Now would be a good time to get your dog used to a life jacket. Safety is very important when surfing and a life jacket should always be worn. If your dog has never worn one, putting it on the first time might feel funny. So, practice putting the life jacket on. Have plenty of treats to make it a positive association. First, without your surfboard. Once your dog is comfortable with the lifejacket, you can have her/him get on the board wearing the life jacket. When you first introduce the jacket to your dog, let him/her sniff it. Don't put it on yet, just acquaint your dog with it while giving treats. Make it a positive association. Make sure you use sunscreen on your dog, any type that you would use on a baby is OK for the body. Buy chapstick so you can place on its nose and be sure to have a water bottle for dogs, so they can hydrate.
Once the dog is comfortable on land and board, what should you do?

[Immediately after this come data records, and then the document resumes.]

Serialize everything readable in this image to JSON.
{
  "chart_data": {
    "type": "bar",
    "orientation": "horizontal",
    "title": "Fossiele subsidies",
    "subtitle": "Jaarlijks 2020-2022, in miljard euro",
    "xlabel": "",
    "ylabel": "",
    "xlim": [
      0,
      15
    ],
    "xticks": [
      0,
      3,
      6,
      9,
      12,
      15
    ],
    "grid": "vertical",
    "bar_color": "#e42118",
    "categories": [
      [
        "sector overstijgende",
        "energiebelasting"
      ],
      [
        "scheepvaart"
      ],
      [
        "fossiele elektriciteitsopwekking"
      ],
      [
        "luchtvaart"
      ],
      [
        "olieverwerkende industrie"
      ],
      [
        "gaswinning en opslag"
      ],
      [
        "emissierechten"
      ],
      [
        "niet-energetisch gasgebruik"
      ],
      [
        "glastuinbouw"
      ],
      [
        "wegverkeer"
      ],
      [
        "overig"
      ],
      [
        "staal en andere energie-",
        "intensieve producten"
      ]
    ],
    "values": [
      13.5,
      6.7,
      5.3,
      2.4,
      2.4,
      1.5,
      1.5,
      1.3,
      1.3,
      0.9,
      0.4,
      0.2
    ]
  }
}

When all is great on dry land, you can move it to a swimming pool. Now, the picture has changed for the dog, so you should go back a few steps so the dog gets comfortable in the new environment. Make sure your dog wears a life jacket even in a pool. Remember, you don't want to force your dog on the board, let him/her make the decision to get on. You can start in a kiddie pool with a puppy or small dog. Larger dogs you can start in a regular pool. Hold the board steady when the dog initially gets on. You can begin by luring the dog on the first couple of times if necessary. Stop luring after the first couple of times and use praise and treats as a reward to reinforce the behavior of getting on the board. You can also use "touch" to help the dog understand what he/she should do. If they fall off the board, make it positive too. Give treats, have fun, and praise in a happy voice. Make it a happy experience. Once the dog is ready, you can begin pushing the board around the pool while you hold on to the board. Lightly rock the board and give your dogs treats and praise to help build his/her confidence. Go slow with this because it's new to your dog and you want him/her to be successful. From there, you can push the dog off, so the board goes from one end of the pool to the other. At the beginning, you may want to have a helper in the water to catch the board as it reaches the other side. They can also reinforce your dog with treats and praise. When your dog is comfortable in the pool, you can begin introducing distractions so he/she learns how to be on the board in water while other things are going on around him/her. Don't do all the exercises at once. Let your dog get used to one step before you progress to the next. Help your dog be successful. Your bond will continue to deepen!